Perhaps, optical illusion and magic are no different from each other for both share the same effects: they amaze and fascinate and deceive the human eye.
A suspecting audience will lose the chance of catching the trick if you are perfectly endowed with sleight of hand skill and interest.
Your eyes can be deceived both by magician’s hand dexterity and apparent psychological persuasion (patter). The apparent patter of a magician combined with quicksilver hand skill is a perfect match to a dubious crowd.
Practical Optical Illusions
Optical illusions can be carried out in front of a large or medium size audience or can be performed using pictures especially if you have no immediate contact with the person you are trying to communicate with.
Pictures that visibly change their color or physically modifies along the way to keeping a long stare at them or by following simple rules or instruction helps you baffle your friends and amaze them of your ingenuity.
Optical Illusion is Magic
Magic is based on optical illusion because it involves the use of deceitful tricks that tends to help you perform the unnatural. Some of the most famous illusionists of time like Harry Houdini perform magic using a technique called Pepper’s Ghost.

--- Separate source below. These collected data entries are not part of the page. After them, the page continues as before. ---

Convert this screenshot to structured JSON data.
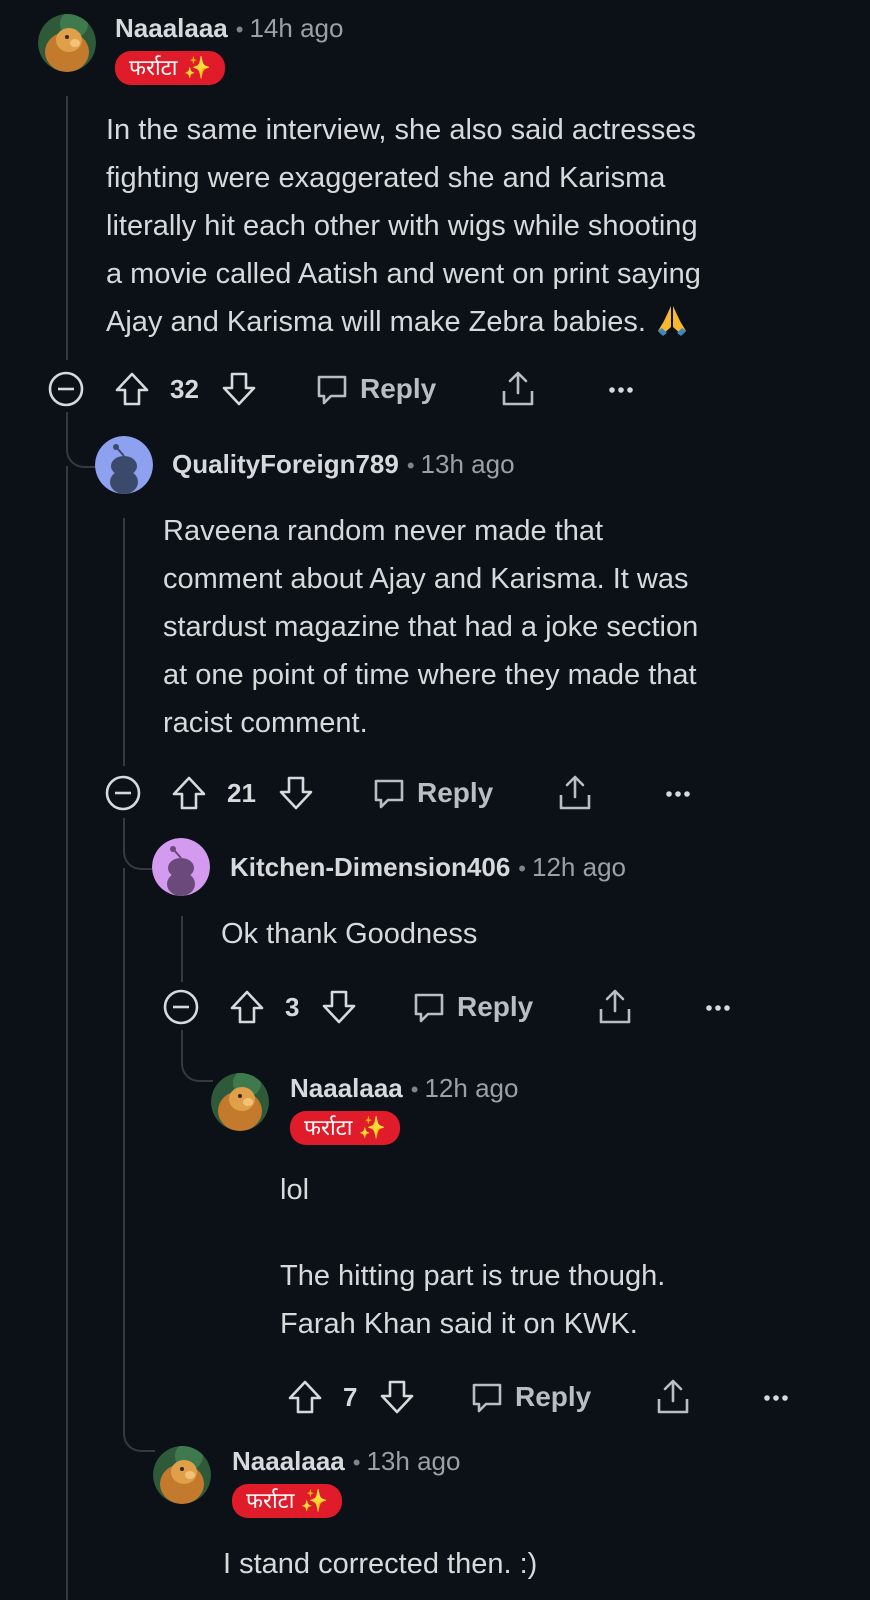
{
  "comments": [
    {
      "username": "Naaalaaa",
      "time": "14h ago",
      "flair": "फर्राटा ✨",
      "body": [
        "In the same interview, she also said actresses",
        "fighting were exaggerated she and Karisma",
        "literally hit each other with wigs while shooting",
        "a movie called Aatish and went on print saying",
        "Ajay and Karisma will make Zebra babies."
      ],
      "votes": "32",
      "reply_label": "Reply",
      "avatar_icon": "lion-avatar-icon"
    },
    {
      "username": "QualityForeign789",
      "time": "13h ago",
      "body": [
        "Raveena random never made that",
        "comment about Ajay and Karisma. It was",
        "stardust magazine that had a joke section",
        "at one point of time where they made that",
        "racist comment."
      ],
      "votes": "21",
      "reply_label": "Reply",
      "avatar_icon": "snoo-avatar-icon",
      "avatar_color": "#8ea0f0"
    },
    {
      "username": "Kitchen-Dimension406",
      "time": "12h ago",
      "body": [
        "Ok thank Goodness"
      ],
      "votes": "3",
      "reply_label": "Reply",
      "avatar_icon": "snoo-avatar-icon",
      "avatar_color": "#d49af0"
    },
    {
      "username": "Naaalaaa",
      "time": "12h ago",
      "flair": "फर्राटा ✨",
      "body": [
        "lol",
        "",
        "The hitting part is true though.",
        "Farah Khan said it on KWK."
      ],
      "votes": "7",
      "reply_label": "Reply",
      "avatar_icon": "lion-avatar-icon"
    },
    {
      "username": "Naaalaaa",
      "time": "13h ago",
      "flair": "फर्राटा ✨",
      "body": [
        "I stand corrected then. :)"
      ],
      "avatar_icon": "lion-avatar-icon"
    }
  ],
  "colors": {
    "background": "#0b1116",
    "flair": "#e01b2a",
    "thread_line": "#343a40"
  }
}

In Pepper’s Ghost illusory technique, the use of glass fibers are perfectly positioned to create a hologram figure of the object you are trying to hide. Special effects and the use of black background are also critical to the performance of technique.
In the late 1800s, Harry Houdini first performed his major magic trick in front of a large audience by making an elephant disappear and making if appear again according to his own willing.
Since then, a lot of his contemporaries began making use of this type of strategy until it was patented in the late 1860.
Magic is a type of Illusion
You can hardly separate magic from optical illusion because the one is characteristic of the other. Magic involves the use of tricks that involve the quick hand and the use of colors and objects that seem to block the actual image of the main subject.
Specific productions (magic types) are achieved which shadows the image of the main object being given attention to.
For example, a glass of water that is apparently empty is actually lined with a clear material while the inside is stuff with material which you may show to your audience as a product of your magic (coins flowing from an empty bottle) when taken out.